|Date Of Birth:||Dec 1891|
|Place Of Birth:||Enniskillen|
|Date Of Death:||Jan 1961|
|Place Of Death:||Belfast|
|Debut:||16-Oct-27, League, (H) v. St James's Gate|
Following his first year in charge when 45 players made an appearance, but the club finances were in a healthy state after making a profit of "over £100", Joe McCleery went for experience in his second season, 1927-28, building the team around half a dozen players with English and Scottish League experience in their CVs.
The line-up was completed in the middle of October with the arrival of Billy Emerson, eleven times Northern Ireland International half back and regularly selected as International team captain. Now 36 years of age, he had received his first of four Irish League Inter-League Caps in 1914.
His football career kicked off with Belfast junior clubs Ravenhill and Owen O’Cork before he joined Glentoran in 1912. He made five appearances that first season (1912-13), scoring three goals from the inside left position in November wins over Derry City and Shelbourne.
Glentoran finished as champions that season and the following year Emerson, moved to left-half back, was part of the successful team that lifted both the Irish Cup and City Cup.
He was also part of the squad that travelled to the continent in May 1914 playing in Berlin, Prague and Budapest, bringing back the Vienna Cup. Before joining Burnley in March 1922 for a fee of £1250 he had made almost 300 appearances for Glentoran, where in ten seasons he won three Irish Cup medals, two League Championships, five City Cups, five County Antrim Shield and had earned six International Caps. In addition he played in both 1919 Victory Internationals against Scotland.

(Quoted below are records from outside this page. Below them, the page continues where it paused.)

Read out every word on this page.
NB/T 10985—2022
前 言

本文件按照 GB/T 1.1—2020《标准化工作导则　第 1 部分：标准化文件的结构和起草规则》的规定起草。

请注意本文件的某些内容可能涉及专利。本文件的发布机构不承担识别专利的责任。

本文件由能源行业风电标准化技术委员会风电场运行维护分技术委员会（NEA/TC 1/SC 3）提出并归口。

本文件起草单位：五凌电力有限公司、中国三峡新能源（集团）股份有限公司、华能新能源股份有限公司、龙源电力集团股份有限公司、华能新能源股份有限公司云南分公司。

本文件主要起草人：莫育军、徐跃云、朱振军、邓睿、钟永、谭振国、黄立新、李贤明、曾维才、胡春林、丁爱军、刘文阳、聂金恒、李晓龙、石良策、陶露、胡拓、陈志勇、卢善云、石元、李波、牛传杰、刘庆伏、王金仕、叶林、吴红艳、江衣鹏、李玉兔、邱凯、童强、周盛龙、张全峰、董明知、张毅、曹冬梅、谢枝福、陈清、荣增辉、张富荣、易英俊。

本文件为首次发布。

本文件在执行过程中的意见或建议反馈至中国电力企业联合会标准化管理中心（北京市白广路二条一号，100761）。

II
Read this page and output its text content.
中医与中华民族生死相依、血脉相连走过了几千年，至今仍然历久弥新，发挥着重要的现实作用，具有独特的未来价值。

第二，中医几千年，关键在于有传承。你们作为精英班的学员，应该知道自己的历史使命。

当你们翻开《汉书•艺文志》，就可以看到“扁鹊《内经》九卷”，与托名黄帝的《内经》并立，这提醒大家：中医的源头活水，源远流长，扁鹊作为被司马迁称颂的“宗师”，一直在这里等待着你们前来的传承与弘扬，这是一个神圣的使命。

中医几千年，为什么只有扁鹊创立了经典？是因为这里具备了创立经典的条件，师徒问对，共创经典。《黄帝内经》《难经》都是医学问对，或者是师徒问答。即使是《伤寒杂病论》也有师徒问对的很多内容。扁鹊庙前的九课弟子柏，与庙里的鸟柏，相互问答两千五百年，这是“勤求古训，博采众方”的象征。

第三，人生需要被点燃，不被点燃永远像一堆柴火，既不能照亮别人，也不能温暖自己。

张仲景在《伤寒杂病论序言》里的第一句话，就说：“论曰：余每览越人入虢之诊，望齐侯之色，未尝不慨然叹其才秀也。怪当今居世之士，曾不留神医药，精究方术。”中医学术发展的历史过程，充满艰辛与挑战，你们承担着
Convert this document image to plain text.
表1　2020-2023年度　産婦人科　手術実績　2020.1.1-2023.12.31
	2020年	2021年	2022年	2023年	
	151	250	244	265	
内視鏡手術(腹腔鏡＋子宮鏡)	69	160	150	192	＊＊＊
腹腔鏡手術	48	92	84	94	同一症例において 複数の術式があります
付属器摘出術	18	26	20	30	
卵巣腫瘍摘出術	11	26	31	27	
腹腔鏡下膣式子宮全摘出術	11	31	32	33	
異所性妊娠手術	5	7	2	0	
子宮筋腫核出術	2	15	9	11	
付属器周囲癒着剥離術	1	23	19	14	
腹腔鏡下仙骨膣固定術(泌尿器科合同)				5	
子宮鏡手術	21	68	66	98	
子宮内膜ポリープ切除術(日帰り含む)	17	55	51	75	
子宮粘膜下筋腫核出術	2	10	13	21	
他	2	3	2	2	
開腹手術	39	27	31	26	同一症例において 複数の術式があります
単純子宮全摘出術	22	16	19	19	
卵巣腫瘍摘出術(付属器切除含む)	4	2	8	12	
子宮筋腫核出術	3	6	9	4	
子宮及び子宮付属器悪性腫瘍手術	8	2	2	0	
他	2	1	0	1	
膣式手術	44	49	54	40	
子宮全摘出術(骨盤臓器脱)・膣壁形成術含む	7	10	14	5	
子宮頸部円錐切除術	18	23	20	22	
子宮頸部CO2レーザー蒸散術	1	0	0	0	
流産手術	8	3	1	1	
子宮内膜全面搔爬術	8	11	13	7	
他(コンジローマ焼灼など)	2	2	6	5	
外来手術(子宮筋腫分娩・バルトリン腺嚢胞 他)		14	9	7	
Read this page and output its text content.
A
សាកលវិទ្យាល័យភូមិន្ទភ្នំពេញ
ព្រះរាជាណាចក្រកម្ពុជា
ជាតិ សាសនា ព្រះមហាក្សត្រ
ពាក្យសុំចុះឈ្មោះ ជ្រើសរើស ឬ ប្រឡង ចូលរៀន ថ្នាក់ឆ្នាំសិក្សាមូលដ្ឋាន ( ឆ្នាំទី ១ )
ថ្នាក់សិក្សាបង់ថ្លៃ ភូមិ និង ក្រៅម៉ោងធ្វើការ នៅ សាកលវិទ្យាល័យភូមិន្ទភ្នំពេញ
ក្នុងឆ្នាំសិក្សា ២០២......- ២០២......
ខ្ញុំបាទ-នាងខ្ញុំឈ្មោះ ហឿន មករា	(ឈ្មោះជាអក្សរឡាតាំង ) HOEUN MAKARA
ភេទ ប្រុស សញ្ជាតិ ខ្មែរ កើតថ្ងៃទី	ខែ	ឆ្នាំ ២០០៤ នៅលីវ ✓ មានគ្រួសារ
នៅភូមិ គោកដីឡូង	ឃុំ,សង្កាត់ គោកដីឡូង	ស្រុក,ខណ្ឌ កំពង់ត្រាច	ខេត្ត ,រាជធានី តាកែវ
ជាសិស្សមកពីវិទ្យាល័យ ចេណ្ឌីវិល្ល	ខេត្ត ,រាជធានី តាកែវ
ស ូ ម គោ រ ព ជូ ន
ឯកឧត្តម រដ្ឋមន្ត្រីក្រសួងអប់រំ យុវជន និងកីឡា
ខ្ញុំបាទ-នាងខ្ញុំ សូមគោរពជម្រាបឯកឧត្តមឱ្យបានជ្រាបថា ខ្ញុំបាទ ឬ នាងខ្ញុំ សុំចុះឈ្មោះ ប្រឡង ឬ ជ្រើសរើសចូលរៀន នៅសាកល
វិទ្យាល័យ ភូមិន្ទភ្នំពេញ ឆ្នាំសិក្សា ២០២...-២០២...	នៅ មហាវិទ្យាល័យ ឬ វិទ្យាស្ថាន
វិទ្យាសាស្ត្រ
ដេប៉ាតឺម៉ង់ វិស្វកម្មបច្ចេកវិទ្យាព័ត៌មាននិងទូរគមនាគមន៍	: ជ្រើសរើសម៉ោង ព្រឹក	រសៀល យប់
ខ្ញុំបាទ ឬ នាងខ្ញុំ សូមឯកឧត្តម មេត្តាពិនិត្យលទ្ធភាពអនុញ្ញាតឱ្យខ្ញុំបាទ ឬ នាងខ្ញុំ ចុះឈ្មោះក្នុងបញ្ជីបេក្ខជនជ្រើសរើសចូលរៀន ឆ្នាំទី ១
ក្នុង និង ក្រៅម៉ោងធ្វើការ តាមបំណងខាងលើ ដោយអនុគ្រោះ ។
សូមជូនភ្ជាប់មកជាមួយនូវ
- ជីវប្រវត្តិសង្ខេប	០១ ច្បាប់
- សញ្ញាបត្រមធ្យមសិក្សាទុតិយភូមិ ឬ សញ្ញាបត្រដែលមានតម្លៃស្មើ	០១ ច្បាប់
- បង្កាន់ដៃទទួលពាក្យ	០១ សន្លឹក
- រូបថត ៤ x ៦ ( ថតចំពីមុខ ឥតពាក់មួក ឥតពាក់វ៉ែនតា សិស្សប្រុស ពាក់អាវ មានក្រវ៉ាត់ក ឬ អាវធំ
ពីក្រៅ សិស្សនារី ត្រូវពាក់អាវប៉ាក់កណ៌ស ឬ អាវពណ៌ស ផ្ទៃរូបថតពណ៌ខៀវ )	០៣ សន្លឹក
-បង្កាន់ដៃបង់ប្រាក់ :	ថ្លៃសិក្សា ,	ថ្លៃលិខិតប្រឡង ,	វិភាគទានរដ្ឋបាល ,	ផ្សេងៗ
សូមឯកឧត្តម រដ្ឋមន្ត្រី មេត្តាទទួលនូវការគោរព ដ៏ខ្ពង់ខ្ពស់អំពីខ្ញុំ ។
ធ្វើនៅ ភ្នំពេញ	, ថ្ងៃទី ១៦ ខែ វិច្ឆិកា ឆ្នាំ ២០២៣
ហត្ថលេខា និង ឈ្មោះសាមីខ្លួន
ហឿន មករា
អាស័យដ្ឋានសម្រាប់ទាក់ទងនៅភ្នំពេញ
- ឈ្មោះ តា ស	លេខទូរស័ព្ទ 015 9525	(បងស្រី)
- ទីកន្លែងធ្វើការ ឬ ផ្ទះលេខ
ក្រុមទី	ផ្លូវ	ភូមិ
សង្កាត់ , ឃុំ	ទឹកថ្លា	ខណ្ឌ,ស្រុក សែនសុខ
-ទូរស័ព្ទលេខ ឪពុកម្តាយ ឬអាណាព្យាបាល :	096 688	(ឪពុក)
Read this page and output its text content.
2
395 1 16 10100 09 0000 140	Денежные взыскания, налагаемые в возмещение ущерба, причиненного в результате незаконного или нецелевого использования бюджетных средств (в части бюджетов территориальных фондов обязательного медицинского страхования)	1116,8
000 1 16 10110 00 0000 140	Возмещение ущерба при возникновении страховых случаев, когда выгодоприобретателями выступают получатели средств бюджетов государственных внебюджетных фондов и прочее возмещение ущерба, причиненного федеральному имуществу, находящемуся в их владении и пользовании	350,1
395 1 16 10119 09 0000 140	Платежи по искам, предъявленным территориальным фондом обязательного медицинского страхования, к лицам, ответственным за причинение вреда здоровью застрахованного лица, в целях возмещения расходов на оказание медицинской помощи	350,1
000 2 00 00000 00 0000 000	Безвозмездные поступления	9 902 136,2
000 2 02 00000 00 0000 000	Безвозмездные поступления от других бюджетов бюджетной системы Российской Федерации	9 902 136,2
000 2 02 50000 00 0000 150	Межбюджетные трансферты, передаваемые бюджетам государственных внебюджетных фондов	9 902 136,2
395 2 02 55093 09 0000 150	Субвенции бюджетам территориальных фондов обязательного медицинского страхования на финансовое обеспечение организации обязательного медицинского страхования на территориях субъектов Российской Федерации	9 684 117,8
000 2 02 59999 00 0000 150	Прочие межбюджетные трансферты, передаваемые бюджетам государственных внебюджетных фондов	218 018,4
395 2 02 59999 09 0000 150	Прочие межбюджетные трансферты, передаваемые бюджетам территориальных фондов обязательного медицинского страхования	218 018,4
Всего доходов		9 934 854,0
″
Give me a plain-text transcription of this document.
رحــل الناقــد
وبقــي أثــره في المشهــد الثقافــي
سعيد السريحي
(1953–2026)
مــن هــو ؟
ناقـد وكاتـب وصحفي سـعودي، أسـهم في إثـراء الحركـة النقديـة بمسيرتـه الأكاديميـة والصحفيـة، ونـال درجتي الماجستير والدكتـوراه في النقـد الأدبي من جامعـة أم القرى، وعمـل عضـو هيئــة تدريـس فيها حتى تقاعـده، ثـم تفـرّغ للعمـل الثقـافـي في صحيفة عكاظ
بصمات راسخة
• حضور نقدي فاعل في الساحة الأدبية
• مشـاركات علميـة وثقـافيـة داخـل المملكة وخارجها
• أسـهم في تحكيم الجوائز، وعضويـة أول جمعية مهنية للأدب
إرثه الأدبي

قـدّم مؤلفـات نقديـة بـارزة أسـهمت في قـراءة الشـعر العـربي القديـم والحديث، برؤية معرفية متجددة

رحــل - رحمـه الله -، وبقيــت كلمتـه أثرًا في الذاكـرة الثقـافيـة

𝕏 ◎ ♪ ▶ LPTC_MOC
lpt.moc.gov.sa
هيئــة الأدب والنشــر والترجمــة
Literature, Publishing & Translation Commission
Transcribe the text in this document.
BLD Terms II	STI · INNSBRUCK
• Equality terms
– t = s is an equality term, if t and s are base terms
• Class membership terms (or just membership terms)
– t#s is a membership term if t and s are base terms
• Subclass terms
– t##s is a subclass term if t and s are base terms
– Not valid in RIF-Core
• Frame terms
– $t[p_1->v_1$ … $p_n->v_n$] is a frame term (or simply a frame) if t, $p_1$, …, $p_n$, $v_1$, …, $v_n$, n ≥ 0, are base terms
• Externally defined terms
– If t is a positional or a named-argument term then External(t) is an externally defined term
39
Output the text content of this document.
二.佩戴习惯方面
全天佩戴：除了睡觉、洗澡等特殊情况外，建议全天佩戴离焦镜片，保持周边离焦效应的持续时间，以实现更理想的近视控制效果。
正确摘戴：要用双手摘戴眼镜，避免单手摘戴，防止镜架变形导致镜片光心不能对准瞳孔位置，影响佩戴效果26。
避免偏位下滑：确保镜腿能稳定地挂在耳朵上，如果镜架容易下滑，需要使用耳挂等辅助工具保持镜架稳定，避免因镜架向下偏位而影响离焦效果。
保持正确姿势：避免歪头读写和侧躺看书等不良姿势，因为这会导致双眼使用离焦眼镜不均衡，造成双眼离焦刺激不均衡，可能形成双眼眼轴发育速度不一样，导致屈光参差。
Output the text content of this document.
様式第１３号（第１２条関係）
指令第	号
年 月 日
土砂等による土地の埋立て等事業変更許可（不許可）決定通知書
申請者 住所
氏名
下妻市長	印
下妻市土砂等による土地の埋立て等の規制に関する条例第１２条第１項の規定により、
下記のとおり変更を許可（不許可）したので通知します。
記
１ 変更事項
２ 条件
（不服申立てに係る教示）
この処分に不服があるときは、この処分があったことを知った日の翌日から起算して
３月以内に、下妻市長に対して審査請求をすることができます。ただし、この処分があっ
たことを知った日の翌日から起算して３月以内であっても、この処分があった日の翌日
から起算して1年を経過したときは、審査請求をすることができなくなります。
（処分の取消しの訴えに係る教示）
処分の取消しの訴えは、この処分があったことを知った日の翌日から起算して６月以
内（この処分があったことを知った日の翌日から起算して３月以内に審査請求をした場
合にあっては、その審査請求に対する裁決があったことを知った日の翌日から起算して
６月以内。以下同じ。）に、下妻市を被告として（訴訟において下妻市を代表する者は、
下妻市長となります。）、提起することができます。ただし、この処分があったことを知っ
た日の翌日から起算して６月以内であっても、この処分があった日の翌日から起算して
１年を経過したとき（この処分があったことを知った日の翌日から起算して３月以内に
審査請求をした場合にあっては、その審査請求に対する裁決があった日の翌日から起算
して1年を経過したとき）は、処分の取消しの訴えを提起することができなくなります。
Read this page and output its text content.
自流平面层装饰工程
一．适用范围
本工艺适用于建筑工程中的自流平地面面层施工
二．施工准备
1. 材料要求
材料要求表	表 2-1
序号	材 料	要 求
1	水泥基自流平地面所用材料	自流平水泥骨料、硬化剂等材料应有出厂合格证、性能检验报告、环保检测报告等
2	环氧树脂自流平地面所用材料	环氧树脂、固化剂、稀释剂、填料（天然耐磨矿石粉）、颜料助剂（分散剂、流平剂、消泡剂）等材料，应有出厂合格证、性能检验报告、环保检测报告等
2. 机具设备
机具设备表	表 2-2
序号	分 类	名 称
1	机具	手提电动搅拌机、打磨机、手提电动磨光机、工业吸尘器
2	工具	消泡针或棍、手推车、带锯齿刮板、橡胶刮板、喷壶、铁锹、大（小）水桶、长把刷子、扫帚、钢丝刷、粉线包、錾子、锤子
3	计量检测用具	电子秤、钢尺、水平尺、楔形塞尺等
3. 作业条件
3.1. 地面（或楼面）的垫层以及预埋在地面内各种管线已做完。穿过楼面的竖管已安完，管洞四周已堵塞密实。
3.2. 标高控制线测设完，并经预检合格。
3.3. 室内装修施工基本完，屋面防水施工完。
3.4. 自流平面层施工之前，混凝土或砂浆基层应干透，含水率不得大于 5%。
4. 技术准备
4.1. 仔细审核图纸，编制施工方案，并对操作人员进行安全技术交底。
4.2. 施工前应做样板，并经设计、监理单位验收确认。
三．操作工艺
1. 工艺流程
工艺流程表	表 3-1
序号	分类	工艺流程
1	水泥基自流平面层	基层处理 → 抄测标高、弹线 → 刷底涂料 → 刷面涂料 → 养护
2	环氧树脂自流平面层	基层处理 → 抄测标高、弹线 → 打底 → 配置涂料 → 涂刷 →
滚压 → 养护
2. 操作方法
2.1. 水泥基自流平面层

During his two years at Burnley (44 League Appearances) he added a further five Northern Ireland Caps to his collection as well as another European trip that included games in Milan, Bologna and Rome.
Returning to Glentoran in September 1924 he won his third Irish League Championship medal and by the end of the 1924-25 season had accumulated 308 appearances with the Glens.
He later spent periods with Dundela (1925-26), Linfield (1926-27) and a short while with Willowfield before his October 1927 arrival at the Athletic Grounds Dundalk.
Throughout his two seasons he provided the mid-field craft and experience that saw the club make its first impact in the Free State League, demonstrate that it could match the best Dublin teams and develop a style that proved popular with supporters throughout the country.
He was nearly forty years old when he finished his career with a second Dundela spell during the 1929-30 year. Afterwards he spent a short while as trainer with Glentoran.
Born in a village outside Enniskillen, his family moved shortly after his birth to Ballmacarrat in East Belfast, where Billy was employed as an apprentice moulder at Queen’s Island shipyards.
What They Said About Him
The Dundalk Democrat had no doubts as to his value: “Some say he is slow, but he is constructive as well as destructive….has great ball control…few halves in the League make better use of the ball…plies his team mates with delightful passes…clever and brainy…and has an exceptional throw.”